Le Parlement européen avait voté par une très large majorité en faveur de cette directive en session plénière le 11 septembre, mais les fonctionnaires de l'UE ne fêtent toujours pas l'adoption de cette directive avant le vote final du Conseil, a cru comprendre EurActiv.
Les négociateurs principaux ont qualifié ces négociations « houleuses » qui ont retardé l’adoption du texte de « plus complexes » de ces dernières années, avec des batailles politiques tendues menaçant de mettre en péril la directive à plusieurs reprises avant l'accord initial de juin 2012.
En période de crise économique, le volet financier des discussions a pesé lourd dans les négociations.
Bien que la directive n'établisse que des objectifs « indicatifs » et non contraignants, l'investissement nécessaire pour mettre en oeuvre la loi se situe entre 40 milliards et 50 milliards d'euros.
Les États membres doivent mettre en oeuvre un ensemble de mesures contraignantes flexibles et fixer un objectif national d'efficacité énergétique, qui devrait aboutir en tout à 20 % des économies d'énergie pour l'UE à l'horizon 2020.
Par rapport à la règlementation existante, cette directive apporte principalement les modifications suivantes :
- les entreprises énergétiques doivent réduire d'au moins 1,5 % par an leurs ventes aux consommateurs industriels et particuliers ;
- la rénovation de 3 % des bâtiments publics « possédés et occupés par des gouvernements centraux » ;
- l'obligation pour tous les États membres de rédiger une feuille de route visant à rendre le secteur du bâtiment plus efficace sur le plan énergétique d'ici 2050 (bâtiments commerciaux, publics et privés inclus) ;
- des mesures supplémentaires sur les audits énergétiques et la gestion énergétique des grandes entreprises et des analyses coût-bénéfice sur la production combinée de chaleur et d'électricité (PCCE) et les marchés publics.
Dernière pièce du puzzle
« Je salue vivement le vote positif du Conseil [...] La phase la plus importante de la procédure, la mise en oeuvre, débutera bientôt.
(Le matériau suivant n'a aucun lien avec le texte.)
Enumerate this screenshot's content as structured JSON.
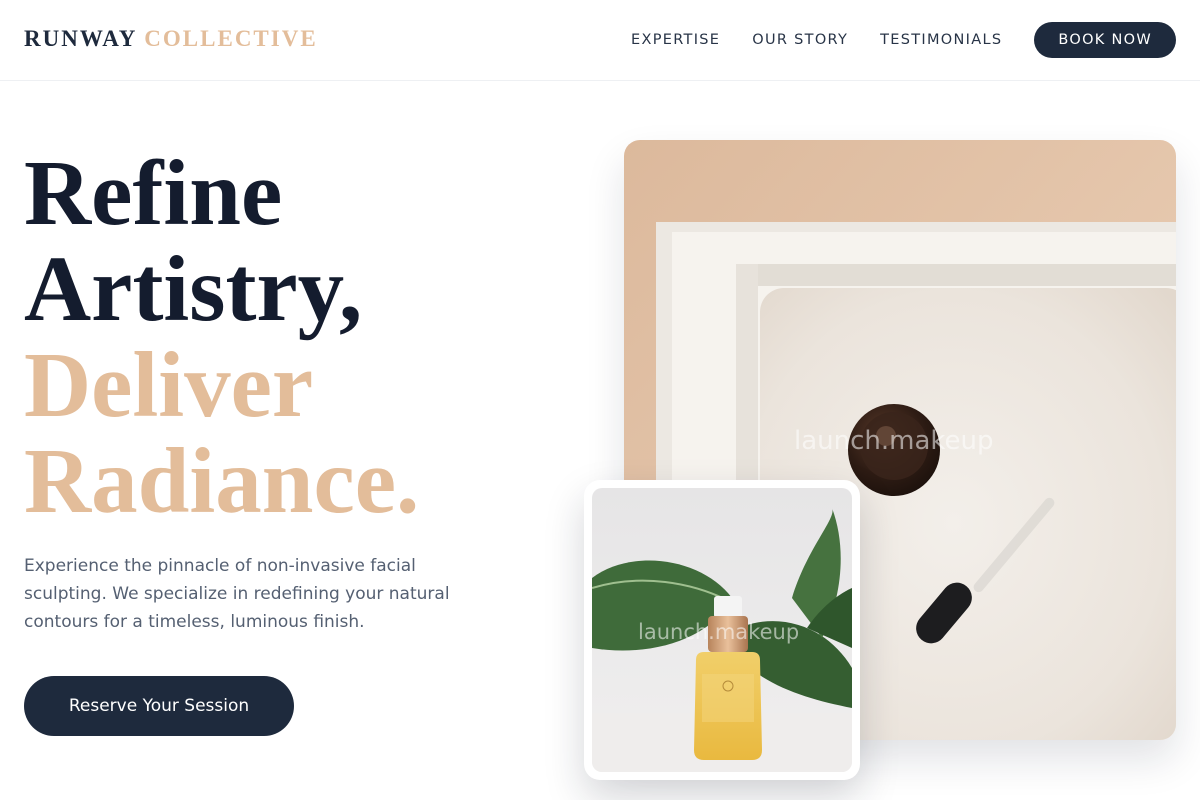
{
  "brand": {
    "name_primary": "RUNWAY",
    "name_accent": "COLLECTIVE"
  },
  "nav": {
    "links": [
      "EXPERTISE",
      "OUR STORY",
      "TESTIMONIALS"
    ],
    "cta": "BOOK NOW"
  },
  "hero": {
    "headline": {
      "line1": "Refine",
      "line2": "Artistry,",
      "line3": "Deliver",
      "line4": "Radiance."
    },
    "description": "Experience the pinnacle of non-invasive facial sculpting. We specialize in redefining your natural contours for a timeless, luminous finish.",
    "cta": "Reserve Your Session"
  },
  "images": {
    "main_watermark": "launch.makeup",
    "small_watermark": "launch.makeup"
  },
  "colors": {
    "navy": "#1e2a3d",
    "gold": "#e3bd9a",
    "text_muted": "#556072"
  }
}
J'appelle les États membres et les parties prenantes à faire davantage d'efforts pour donner vie à ces dispositions. La Commission reste déterminée et engagée à soutenir la procédure », a déclaré le commissaire à l'énergie, Günther Oettinger, en annonçant hier le vote à l’issue positive.
La prochaine étape pour les États membres est la présentation de leurs objectifs indicatifs nationaux d'ici avril 2013. Si ces objectifs (atteindre une économie d'énergie globale de 20 % d'ici 2020) ne satisfont pas la Commission, les États membres devront réévaluer leurs plans et soumettre une autre proposition à la Commission s'ils ne veulent pas payer d'amendes.
Les États membres disposent toutefois d’un délai supplémentaire pour mettre en oeuvre d'autres mesures. Ils doivent rendre compte de la mise en oeuvre d'un des articles principaux, comme celui sur les systèmes d'obligations en matière d'efficacité énergétique ou les autres mesures politiques, un an après l'entrée en vigueur de la directive. Mais ils doivent dans le même temps évaluer le potentiel du chauffage urbain et de la cogénération d'ici la fin 2015.
Au premier semestre 2014, la Commission examinera les progrès vers l'objectif d'efficacité énergétique de 20 %, rédigera un rapport et déterminera si des mesures supplémentaires sont nécessaires.